We checked in and were shown to our assigned shed. The toilets in many places on the island are “Compost” ones, which is a charitable way of saying “Shitting in a hole in the ground” toilets.

I am gradually adjusting my expectations of civilisation downwards, although seeing these again was somewhat of a culture shock. Whilst out in Africa in the 90’s these were all that my house had… You get used to it, but it’s never a particular delight.

After we’d got over the slight shell shock of arriving at Sunny Hostel (Don’t stay there!) we visited Vicky’s hostel, having cheekily proactively packed sauna clothing on the offchance.

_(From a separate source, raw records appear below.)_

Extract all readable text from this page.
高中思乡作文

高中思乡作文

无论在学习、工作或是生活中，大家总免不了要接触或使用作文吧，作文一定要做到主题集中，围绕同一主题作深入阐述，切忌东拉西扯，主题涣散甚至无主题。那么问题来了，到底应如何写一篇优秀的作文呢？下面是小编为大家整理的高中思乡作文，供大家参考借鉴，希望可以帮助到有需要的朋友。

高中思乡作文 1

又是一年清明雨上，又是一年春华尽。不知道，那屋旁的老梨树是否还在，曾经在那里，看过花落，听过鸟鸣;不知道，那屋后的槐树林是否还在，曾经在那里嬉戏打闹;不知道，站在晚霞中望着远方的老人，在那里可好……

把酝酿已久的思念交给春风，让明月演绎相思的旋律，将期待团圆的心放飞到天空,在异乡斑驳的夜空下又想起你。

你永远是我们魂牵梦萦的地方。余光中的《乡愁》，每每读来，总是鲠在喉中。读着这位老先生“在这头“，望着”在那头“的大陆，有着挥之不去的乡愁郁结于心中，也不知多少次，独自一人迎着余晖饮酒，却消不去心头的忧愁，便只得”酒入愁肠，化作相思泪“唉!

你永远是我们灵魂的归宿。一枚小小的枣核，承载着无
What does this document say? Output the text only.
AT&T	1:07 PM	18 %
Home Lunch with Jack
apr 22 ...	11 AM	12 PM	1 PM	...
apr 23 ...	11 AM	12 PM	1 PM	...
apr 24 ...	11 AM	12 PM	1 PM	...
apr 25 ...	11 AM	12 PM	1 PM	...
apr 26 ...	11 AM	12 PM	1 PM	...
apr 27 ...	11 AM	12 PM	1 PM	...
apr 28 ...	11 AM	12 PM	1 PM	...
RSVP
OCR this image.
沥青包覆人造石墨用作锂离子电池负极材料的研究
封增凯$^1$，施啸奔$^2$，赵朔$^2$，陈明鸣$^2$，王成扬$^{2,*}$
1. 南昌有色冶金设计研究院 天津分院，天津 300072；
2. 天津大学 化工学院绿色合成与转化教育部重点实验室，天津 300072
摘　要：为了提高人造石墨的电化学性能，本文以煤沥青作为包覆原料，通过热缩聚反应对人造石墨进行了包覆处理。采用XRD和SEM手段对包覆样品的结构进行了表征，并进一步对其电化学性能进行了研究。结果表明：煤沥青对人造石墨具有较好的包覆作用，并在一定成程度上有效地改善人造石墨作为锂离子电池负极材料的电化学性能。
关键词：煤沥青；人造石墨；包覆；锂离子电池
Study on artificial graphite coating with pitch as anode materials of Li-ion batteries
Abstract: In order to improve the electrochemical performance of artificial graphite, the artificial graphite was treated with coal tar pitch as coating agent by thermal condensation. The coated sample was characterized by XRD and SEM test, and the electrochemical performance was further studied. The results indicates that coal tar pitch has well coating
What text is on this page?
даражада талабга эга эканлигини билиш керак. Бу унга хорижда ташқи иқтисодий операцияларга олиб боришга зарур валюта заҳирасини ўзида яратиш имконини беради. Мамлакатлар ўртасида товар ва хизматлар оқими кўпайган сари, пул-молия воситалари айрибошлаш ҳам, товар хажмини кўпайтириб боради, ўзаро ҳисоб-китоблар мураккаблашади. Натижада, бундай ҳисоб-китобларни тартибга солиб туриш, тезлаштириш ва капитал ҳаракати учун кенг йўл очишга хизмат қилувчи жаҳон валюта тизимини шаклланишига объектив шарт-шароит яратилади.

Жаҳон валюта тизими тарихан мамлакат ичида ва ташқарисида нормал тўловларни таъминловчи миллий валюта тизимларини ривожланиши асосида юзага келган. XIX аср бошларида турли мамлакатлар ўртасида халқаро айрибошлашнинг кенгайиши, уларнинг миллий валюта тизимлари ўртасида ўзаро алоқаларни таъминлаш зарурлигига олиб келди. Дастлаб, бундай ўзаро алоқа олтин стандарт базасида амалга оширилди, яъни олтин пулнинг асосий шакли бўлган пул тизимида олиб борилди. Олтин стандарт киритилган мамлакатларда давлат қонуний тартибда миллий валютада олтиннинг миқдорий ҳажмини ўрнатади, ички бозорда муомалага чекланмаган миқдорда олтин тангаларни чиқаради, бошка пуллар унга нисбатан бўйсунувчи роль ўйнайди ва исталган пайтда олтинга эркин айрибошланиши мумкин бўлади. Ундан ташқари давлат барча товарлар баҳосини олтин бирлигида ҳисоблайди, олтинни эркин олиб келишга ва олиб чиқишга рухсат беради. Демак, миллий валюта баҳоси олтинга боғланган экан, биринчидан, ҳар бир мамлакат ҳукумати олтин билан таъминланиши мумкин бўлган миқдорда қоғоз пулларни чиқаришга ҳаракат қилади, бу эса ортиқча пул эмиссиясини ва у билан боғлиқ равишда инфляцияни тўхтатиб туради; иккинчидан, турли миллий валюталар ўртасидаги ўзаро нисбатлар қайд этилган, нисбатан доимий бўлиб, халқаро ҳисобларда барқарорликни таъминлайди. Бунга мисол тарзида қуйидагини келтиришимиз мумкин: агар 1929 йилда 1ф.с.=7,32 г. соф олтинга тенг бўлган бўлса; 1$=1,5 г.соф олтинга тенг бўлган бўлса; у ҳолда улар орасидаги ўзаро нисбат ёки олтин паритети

Sure enough it was an utter delight of a place with decent toilets and…


When we got into the yard we immediately managed to let two of the adult huskies escape however were reassured that they came straight back. All of the livestock on Olkhon seems to be pretty free-range, and sure enough they returned soon after. Phew.

At this point I’d like to make a major recommendation- Stay somewhere full-board. Vicky was extensively and extravagantly fed throughout her stay for probably less than we ended up paying- The “with meals” places really are good value and save trying to find food in the evenings which involves a lot of walking around in the dark.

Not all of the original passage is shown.